Но это было не совсем верно… Его условия, с моей точки зрения, были далеко не обыкновенны… Так, например, статья, написанная просто, – стоит две копейки; с жаром – уже три, с жаром и негодованием – три с половиной и так далее, пока, наконец, он не дошёл до статьи с благородным гневом по пяти копеек за строчку и до статей с гражданским мужеством – по гривеннику.
Я возразил ему, что столь разнообразная и сложная котировка, пожалуй, поставит в большие затруднения нашу контору…
– Это ничего! Я помогу ей сам… обязательно, – воскликнул он. – Когда я работал в «Карболке»…
– «Карболка»?! Вы работали в ней? Но ведь её принципы противоположны нашим…
– Это ничего! – повторил он… – Я могу изменить принципы по вашему желанию… Для такого опытного работника, как я, – это не составит затруднения. Знаете, какой случай был со мной года три тому назад?

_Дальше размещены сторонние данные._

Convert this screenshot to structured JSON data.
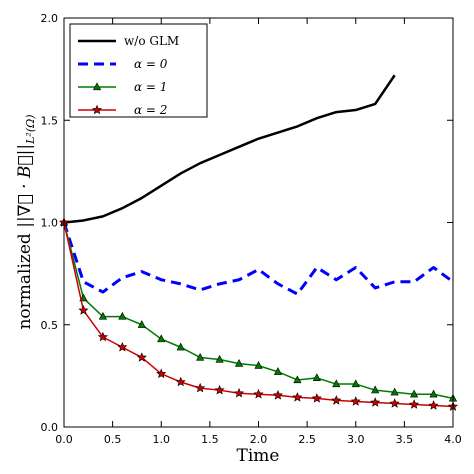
{
  "chart_data": {
    "type": "line",
    "xlabel": "Time",
    "ylabel_prefix": "normalized ||",
    "ylabel_expr": "∇⃗ · B⃗",
    "ylabel_suffix": "||",
    "ylabel_sub": "L²(Ω)",
    "xlim": [
      0.0,
      4.0
    ],
    "ylim": [
      0.0,
      2.0
    ],
    "xticks": [
      "0.0",
      "0.5",
      "1.0",
      "1.5",
      "2.0",
      "2.5",
      "3.0",
      "3.5",
      "4.0"
    ],
    "yticks": [
      "0.0",
      "0.5",
      "1.0",
      "1.5",
      "2.0"
    ],
    "legend_position": "top-left",
    "series": [
      {
        "name": "w/o GLM",
        "color": "#000000",
        "style": "solid",
        "marker": "none",
        "x": [
          0.0,
          0.2,
          0.4,
          0.6,
          0.8,
          1.0,
          1.2,
          1.4,
          1.6,
          1.8,
          2.0,
          2.2,
          2.4,
          2.6,
          2.8,
          3.0,
          3.2,
          3.4
        ],
        "y": [
          1.0,
          1.01,
          1.03,
          1.07,
          1.12,
          1.18,
          1.24,
          1.29,
          1.33,
          1.37,
          1.41,
          1.44,
          1.47,
          1.51,
          1.54,
          1.55,
          1.58,
          1.72
        ]
      },
      {
        "name": "α = 0",
        "color": "#0000ff",
        "style": "dashed",
        "marker": "none",
        "x": [
          0.0,
          0.2,
          0.4,
          0.6,
          0.8,
          1.0,
          1.2,
          1.4,
          1.6,
          1.8,
          2.0,
          2.2,
          2.4,
          2.6,
          2.8,
          3.0,
          3.2,
          3.4,
          3.6,
          3.8,
          4.0
        ],
        "y": [
          1.0,
          0.71,
          0.66,
          0.73,
          0.76,
          0.72,
          0.7,
          0.67,
          0.7,
          0.72,
          0.77,
          0.7,
          0.65,
          0.78,
          0.72,
          0.78,
          0.68,
          0.71,
          0.71,
          0.78,
          0.71
        ]
      },
      {
        "name": "α = 1",
        "color": "#007a00",
        "style": "solid",
        "marker": "triangle",
        "x": [
          0.0,
          0.2,
          0.4,
          0.6,
          0.8,
          1.0,
          1.2,
          1.4,
          1.6,
          1.8,
          2.0,
          2.2,
          2.4,
          2.6,
          2.8,
          3.0,
          3.2,
          3.4,
          3.6,
          3.8,
          4.0
        ],
        "y": [
          1.0,
          0.63,
          0.54,
          0.54,
          0.5,
          0.43,
          0.39,
          0.34,
          0.33,
          0.31,
          0.3,
          0.27,
          0.23,
          0.24,
          0.21,
          0.21,
          0.18,
          0.17,
          0.16,
          0.16,
          0.14
        ]
      },
      {
        "name": "α = 2",
        "color": "#cc0000",
        "style": "solid",
        "marker": "star",
        "x": [
          0.0,
          0.2,
          0.4,
          0.6,
          0.8,
          1.0,
          1.2,
          1.4,
          1.6,
          1.8,
          2.0,
          2.2,
          2.4,
          2.6,
          2.8,
          3.0,
          3.2,
          3.4,
          3.6,
          3.8,
          4.0
        ],
        "y": [
          1.0,
          0.57,
          0.44,
          0.39,
          0.34,
          0.26,
          0.22,
          0.19,
          0.18,
          0.165,
          0.16,
          0.155,
          0.145,
          0.14,
          0.13,
          0.125,
          0.12,
          0.115,
          0.11,
          0.105,
          0.1
        ]
      }
    ]
  }
}
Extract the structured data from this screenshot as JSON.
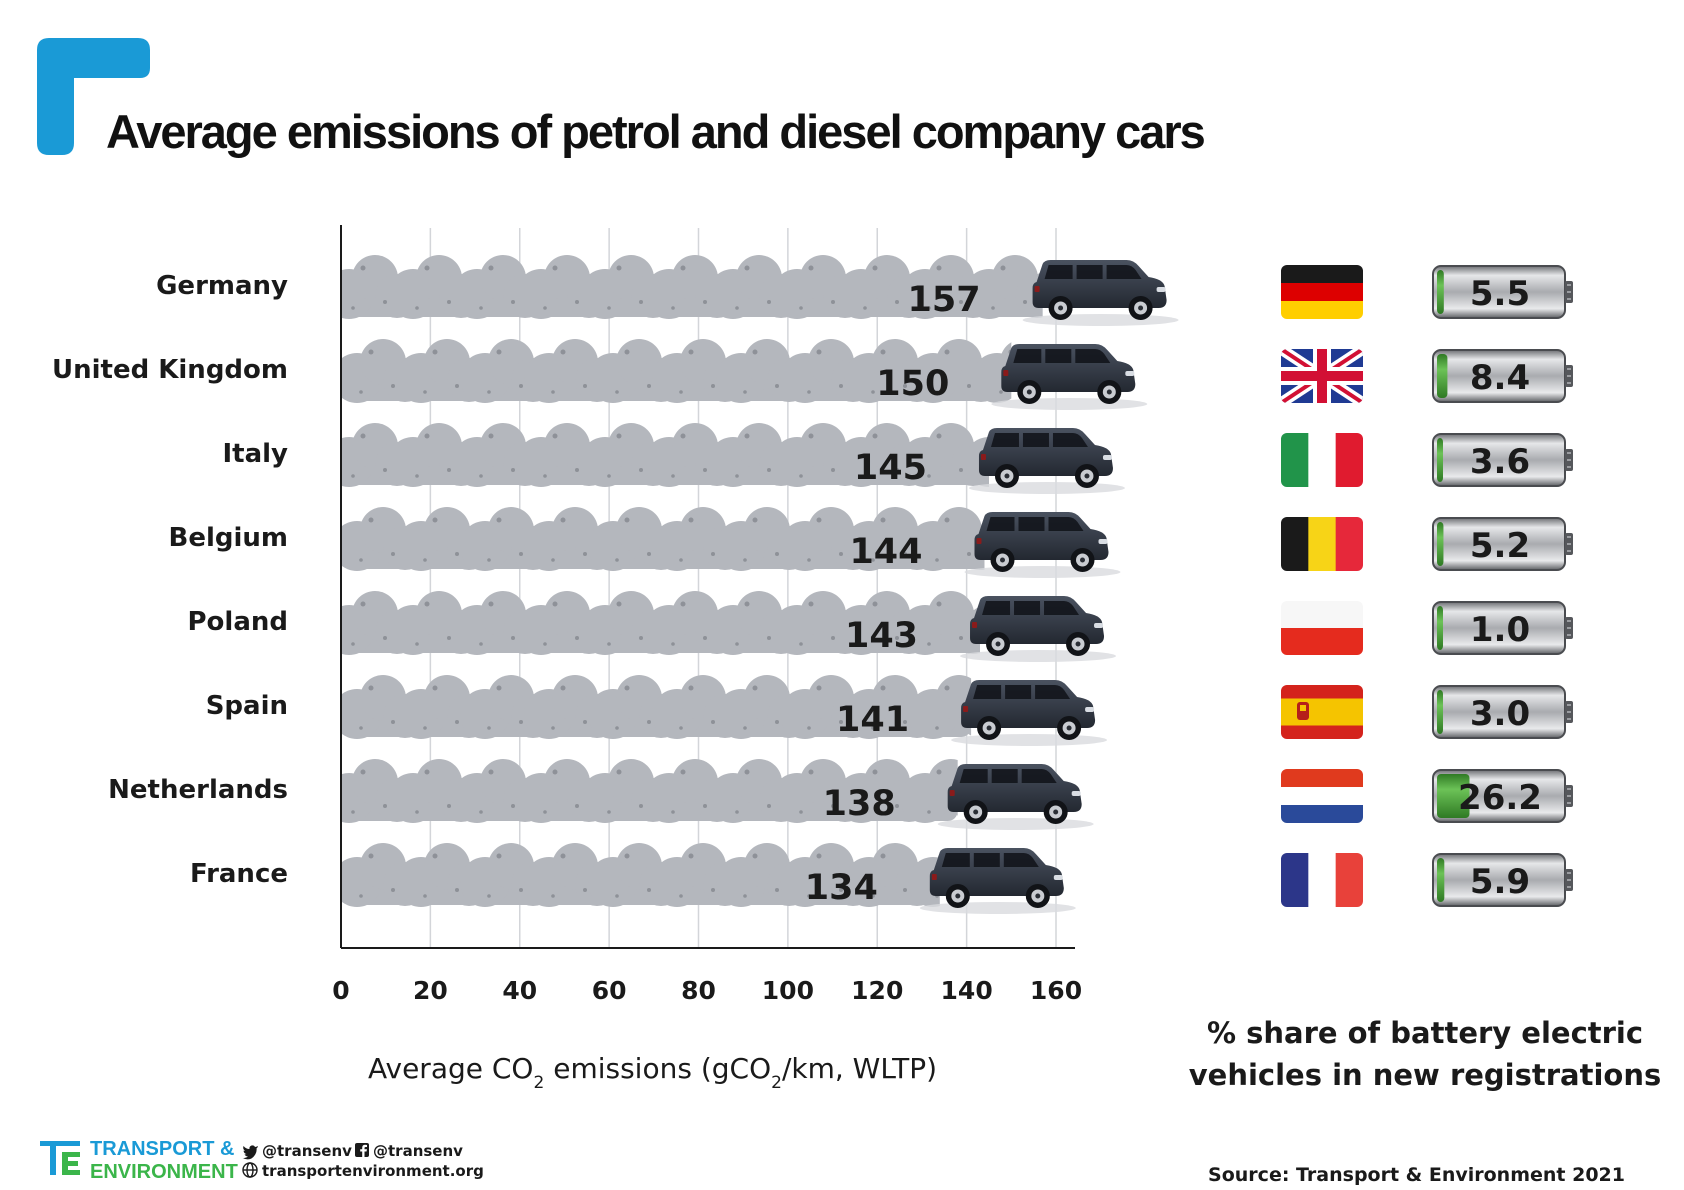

И он пустился рассказывать мне о случае…
Воистину, это дьявольски интересный случай! Он в одно и то же время сотрудничал в пяти газетах противоположных направлений… В понедельник ему нужно было быть радикалом – он был им, во вторник либералом – он был им, в среду консерватором – он был и им, в четверг он был только спиритом и христианином, в пятницу ему нужно было быть чистым эстетиком и язычником-пантеистом… он был!
И, наконец, субботу и воскресенье он был пьян, что нельзя поставить ему в вину, принимая во внимание каторжный труд, которому он посвящал пять дней своей недели…
Я видел пред собой интереснейшего человека… и я очень пожалел, что не могу предложить себя ему как антрепренёра…
Я бы стал возить его по ярмаркам и показывать публике как образец редкой разносторонности.
Мне казалось, что на его теле есть «пунктики», этакие, знаете, чувствительные местечки, регулирующие его словоистечение: подавить один из них – он заговорит тако, подавить другой – он скажет инако, третий – он заговорит в другом тоне…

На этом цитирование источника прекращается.